Mbady Kouyaté, le maître
Né en 1967 à Koundara au nord-ouest de Guinée, dans une grande famille de djélis (griots), Ba Cissoko désirait être footballeur professionnel mais se heurte très vite au refus de son père, Kandara Cissoko, joueur de kora et membre fondateur des célèbres Ballets Djoliba. Inquiet pour l’avenir de ce fils « rebelle » qui veut se détourner de la tradition familiale, ce dernier l’envoie aussitôt à Conakry, chez son oncle Mbady Kouyaté, korafola virtuose et responsable de l’Ensemble Symphonique Traditionnel National de la République de Guinée. Auprès de cette figure emblématique guinéenne, Ba Cissoko se voit confier, comme tout jeune débutant, le rôle de battre la mesure en tapant sur la calebasse de la kora du maître, une fonction destinée à l’habituer de se produire en public. Plus tard, il est initié aux techniques de jeu de la (kora et à ses subtilités, à l’art du « djéliya » » (la philosophie, la science et l’art de la parole griottiques) et à la tradition musicale mandingue d’Afrique de l’Ouest. Sa formation terminée, il accompagne son oncle dans toutes les fêtes de réjouissance du pays (mariage, baptême) puis dans tous les pays de l’ex Empire Mandingue, Mali, Sénégal, Guinée Bissau, Gambie…
Tamalalou
En 1983, Ba Cissoko retourne à Koundara et intègre le Théâtre National d’Enfant dirigé par la danseuse et chorégraphe Jeanne Makolé et se lie d’amitié avec certains membres de la troupe, comme Sourakata Dioubaté (djembé), Prince Diabaté (kora, voix), Alhassane Kouyaté (voix, kora), Karamoko Bangoura (kora, balafon) et Nfaly Kouyaté (voix, kora, balafon), actuel leader du groupe Dunyakan. Six ans plus tard, sa participation au Feskora à Conakry et le début de renommée qui s’en suit l’incitent à rester dans la capitale. En 1994, il fait la connaissance de Gilles Poizat, un jeune trompettiste français d’Arles arrivé, dans le cadre de la coopération nord-sud, à Conakry pour découvrir les ficelles du jeu de kora, cet instrument né dans l’ex royaume du Gabu. Aussitôt les deux artistes forment un duo kora/trompette auquel viendront se joindre ses amis. Naît alors Tamalalou, un groupe adepte de musique traditionnelle de kora mais ouvert à d’autres styles urbains, lançant une fusion mandinka/pop qui reçoit un accueil enthousiaste dans divers clubs et salles de la capitale guinéenne : Alliance Franco-Guinéenne, Aux Copains d’Abord, La Camayenne, Ratoma, L’Atlantique…

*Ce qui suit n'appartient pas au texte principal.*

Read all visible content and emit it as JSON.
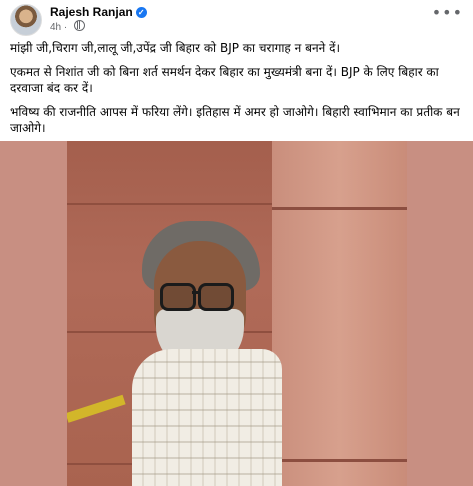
{
  "post": {
    "author": "Rajesh Ranjan",
    "verified_icon": "verified-badge-icon",
    "time": "4h",
    "privacy_icon": "globe-icon",
    "more_icon": "more-options-icon",
    "paragraphs": [
      "मांझी जी,चिराग जी,लालू जी,उपेंद्र जी बिहार को BJP का चरागाह न बनने दें।",
      "एकमत से निशांत जी को बिना शर्त समर्थन देकर बिहार का मुख्यमंत्री बना दें। BJP के लिए बिहार का दरवाजा बंद कर दें।",
      "भविष्य की राजनीति आपस में फरिया लेंगे। इतिहास में अमर हो जाओगे। बिहारी स्वाभिमान का प्रतीक बन जाओगे।"
    ]
  },
  "colors": {
    "verified_blue": "#1877f2",
    "meta_gray": "#65676b",
    "photo_bg": "#c88f82"
  }
}
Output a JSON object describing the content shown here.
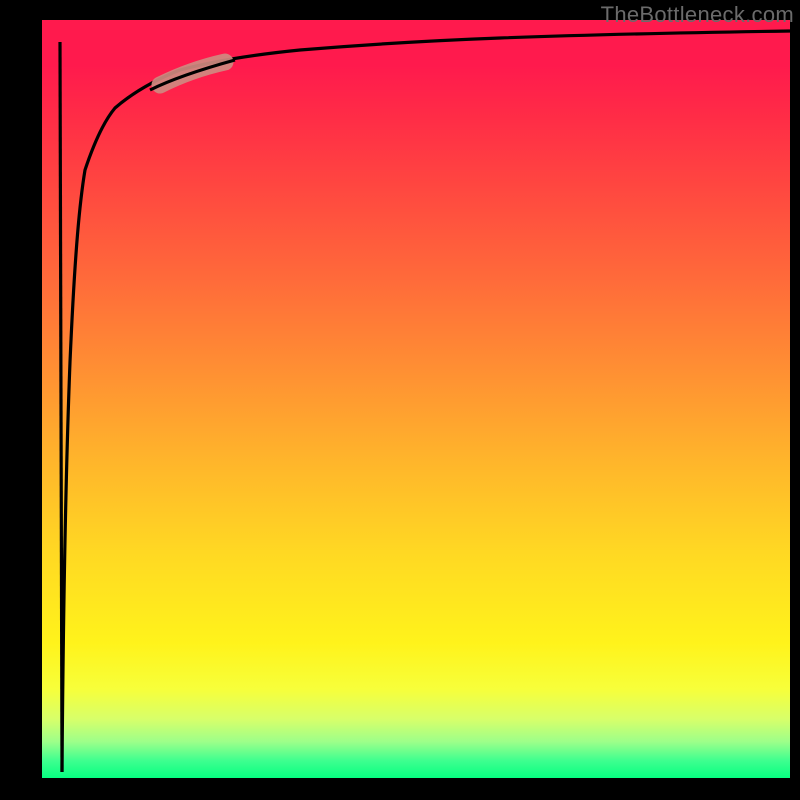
{
  "watermark": {
    "text": "TheBottleneck.com"
  },
  "chart_data": {
    "type": "line",
    "title": "",
    "xlabel": "",
    "ylabel": "",
    "xlim": [
      0,
      100
    ],
    "ylim": [
      0,
      100
    ],
    "gradient_stops": [
      {
        "pos": 0,
        "color": "#ff1a4d"
      },
      {
        "pos": 0.45,
        "color": "#ff8f33"
      },
      {
        "pos": 0.8,
        "color": "#fff31b"
      },
      {
        "pos": 1.0,
        "color": "#00ff7f"
      }
    ],
    "series": [
      {
        "name": "curve",
        "x": [
          3,
          3.2,
          3.5,
          4,
          5,
          6,
          8,
          10,
          13,
          16,
          20,
          25,
          30,
          40,
          50,
          60,
          80,
          100
        ],
        "y": [
          1,
          18,
          38,
          55,
          70,
          78,
          84,
          87,
          89.5,
          91,
          92.3,
          93.3,
          94.1,
          95.2,
          96,
          96.5,
          97.2,
          97.8
        ]
      },
      {
        "name": "spike-down",
        "x": [
          2.7,
          3
        ],
        "y": [
          97,
          1
        ]
      }
    ],
    "highlight_segment": {
      "series": "curve",
      "x_range": [
        16,
        25
      ],
      "y_range": [
        91,
        93.3
      ],
      "color": "#d08a7e",
      "width": 14
    }
  }
}
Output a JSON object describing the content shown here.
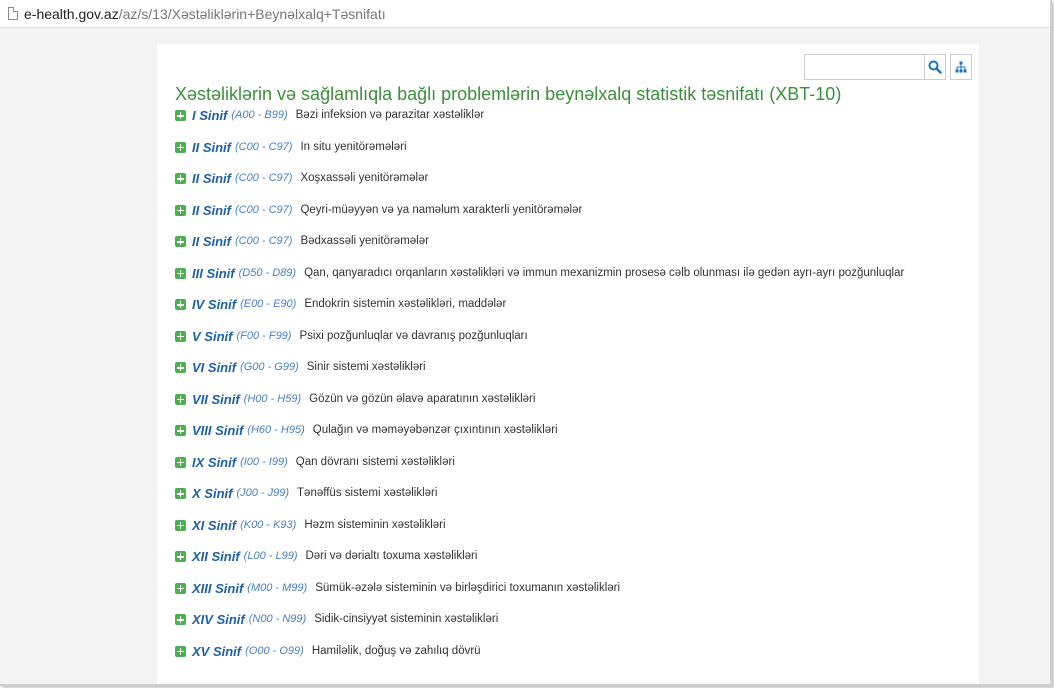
{
  "browser": {
    "url_host": "e-health.gov.az",
    "url_path": "/az/s/13/Xəstəliklərin+Beynəlxalq+Təsnifatı"
  },
  "search": {
    "value": "",
    "search_icon": "magnifier-icon",
    "tree_icon": "sitemap-icon"
  },
  "page": {
    "title": "Xəstəliklərin və sağlamlıqla bağlı problemlərin beynəlxalq statistik təsnifatı (XBT-10)"
  },
  "colors": {
    "title": "#3c8f3c",
    "expand_icon": "#4caf50",
    "class_name": "#1e5fa8",
    "class_range": "#4a7fc0"
  },
  "classes": [
    {
      "name": "I Sinif",
      "range": "(A00 - B99)",
      "desc": "Bəzi infeksion və parazitar xəstəliklər"
    },
    {
      "name": "II Sinif",
      "range": "(C00 - C97)",
      "desc": "In situ yenitörəmələri"
    },
    {
      "name": "II Sinif",
      "range": "(C00 - C97)",
      "desc": "Xoşxassəli yenitörəmələr"
    },
    {
      "name": "II Sinif",
      "range": "(C00 - C97)",
      "desc": "Qeyri-müəyyən və ya naməlum xarakterli yenitörəmələr"
    },
    {
      "name": "II Sinif",
      "range": "(C00 - C97)",
      "desc": "Bədxassəli yenitörəmələr"
    },
    {
      "name": "III Sinif",
      "range": "(D50 - D89)",
      "desc": "Qan, qanyaradıcı orqanların xəstəlikləri və immun mexanizmin prosesə cəlb olunması ilə gedən ayrı-ayrı pozğunluqlar"
    },
    {
      "name": "IV Sinif",
      "range": "(E00 - E90)",
      "desc": "Endokrin sistemin xəstəlikləri, maddələr"
    },
    {
      "name": "V Sinif",
      "range": "(F00 - F99)",
      "desc": "Psixi pozğunluqlar və davranış pozğunluqları"
    },
    {
      "name": "VI Sinif",
      "range": "(G00 - G99)",
      "desc": "Sinir sistemi xəstəlikləri"
    },
    {
      "name": "VII Sinif",
      "range": "(H00 - H59)",
      "desc": "Gözün və gözün əlavə aparatının xəstəlikləri"
    },
    {
      "name": "VIII Sinif",
      "range": "(H60 - H95)",
      "desc": "Qulağın və məməyəbənzər çıxıntının xəstəlikləri"
    },
    {
      "name": "IX Sinif",
      "range": "(I00 - I99)",
      "desc": "Qan dövranı sistemi xəstəlikləri"
    },
    {
      "name": "X Sinif",
      "range": "(J00 - J99)",
      "desc": "Tənəffüs sistemi xəstəlikləri"
    },
    {
      "name": "XI Sinif",
      "range": "(K00 - K93)",
      "desc": "Həzm sisteminin xəstəlikləri"
    },
    {
      "name": "XII Sinif",
      "range": "(L00 - L99)",
      "desc": "Dəri və dərialtı toxuma xəstəlikləri"
    },
    {
      "name": "XIII Sinif",
      "range": "(M00 - M99)",
      "desc": "Sümük-əzələ sisteminin və birləşdirici toxumanın xəstəlikləri"
    },
    {
      "name": "XIV Sinif",
      "range": "(N00 - N99)",
      "desc": "Sidik-cinsiyyət sisteminin xəstəlikləri"
    },
    {
      "name": "XV Sinif",
      "range": "(O00 - O99)",
      "desc": "Hamiləlik, doğuş və zahılıq dövrü"
    }
  ]
}
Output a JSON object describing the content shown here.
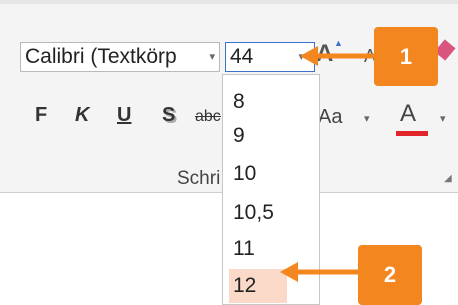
{
  "font_group": {
    "font_name": "Calibri (Textkörp",
    "font_size_value": "44",
    "grow_label": "A",
    "shrink_label": "A",
    "bold_label": "F",
    "italic_label": "K",
    "underline_label": "U",
    "shadow_label": "S",
    "strike_label": "abc",
    "change_case_label": "Aa",
    "font_color_label": "A",
    "font_color": "#e0262a",
    "group_label": "Schri",
    "dropdown_glyph": "▾"
  },
  "size_dropdown": {
    "options": [
      "8",
      "9",
      "10",
      "10,5",
      "11",
      "12"
    ],
    "selected": "12"
  },
  "annotations": {
    "callout_1": "1",
    "callout_2": "2",
    "color": "#f3861e"
  }
}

Accompagnant en 1995, ainsi qu’Ibrahima Kourou Kouyaté aka Kourou Fia (basse, bolon, voix), son oncle Mbady Kouyaté pour une résidence à la Ciotat (Bouches du Rhône) avec le groupe marseillais de jazz-fusion No Quartet, Ba Cissoko profite de l’occasion pour faire écouter le démo de son groupe Tamalalou à Marc Ambrogiani, directeur artistique du festival Nuits Métis de Marseille (son frère, Kéba Cissoko, décédé aux USA était déjà en contact avec eux). C’est le coup de foudre et le début d’une fructueuse collaboration. En 1998, Ba Cissoko est au MASA d’Abidjan avec son cousin, autre virtuose de la kora Sékou Kora Kouyaté, puis travaille avec le Congolais Ray Lema à Marseille. Jusqu’à la séparation du groupe en 1999, il est régulièrement à l’affiche du festival, réalisant même un album passé inaperçu, « Dandala ». Ce titre figurera dans l’album « Ba Cissoko & Yvi Slan », un croisement de musique mandingue et d’électro avec le DJ français Sylvain Blanc alias « Ivy Slan », initié par Nuits Métis de Marseille (2001/2002).
Quatuor Ba Cissoko
A la dislocation de Tamalalou, il monte le Trio Ba Cissoko avec ses cousins Sékou Kouyaté et Kourou Fia, les fils de son maître Mbady Kouyaté et neveux de Maa Hawa Kouyaté et Soundjoulou Cissokho, beaucoup plus tournés vers les musiques urbaines. Sékou Kouyaté est un surdoué de la kora qu’il a électrifié tandis que son petit frère, Kourou Fia est un expert du bolon (harpe basse à 3 cordes), de la basse électrique et du djembé. Leur premier concert en 1999 au Festival du Théâtre des Réalités à Bamako au Mali est l’occasion pour le public africain de découvrir leur fusion pop/rock tirée du répertoire de la musique de kora du Gabu et chantée en malinké, bamana (bambara), halpulaar ou soussou. A leur retour, le trio intègre le petit frère de Ba Cissoko, le percussionniste Ibrahima Bah aka Kounkouré (tamani (talking drum), calebasse, djembé), devenant l’un des quartets les plus populaires d’Afrique de l’Ouest.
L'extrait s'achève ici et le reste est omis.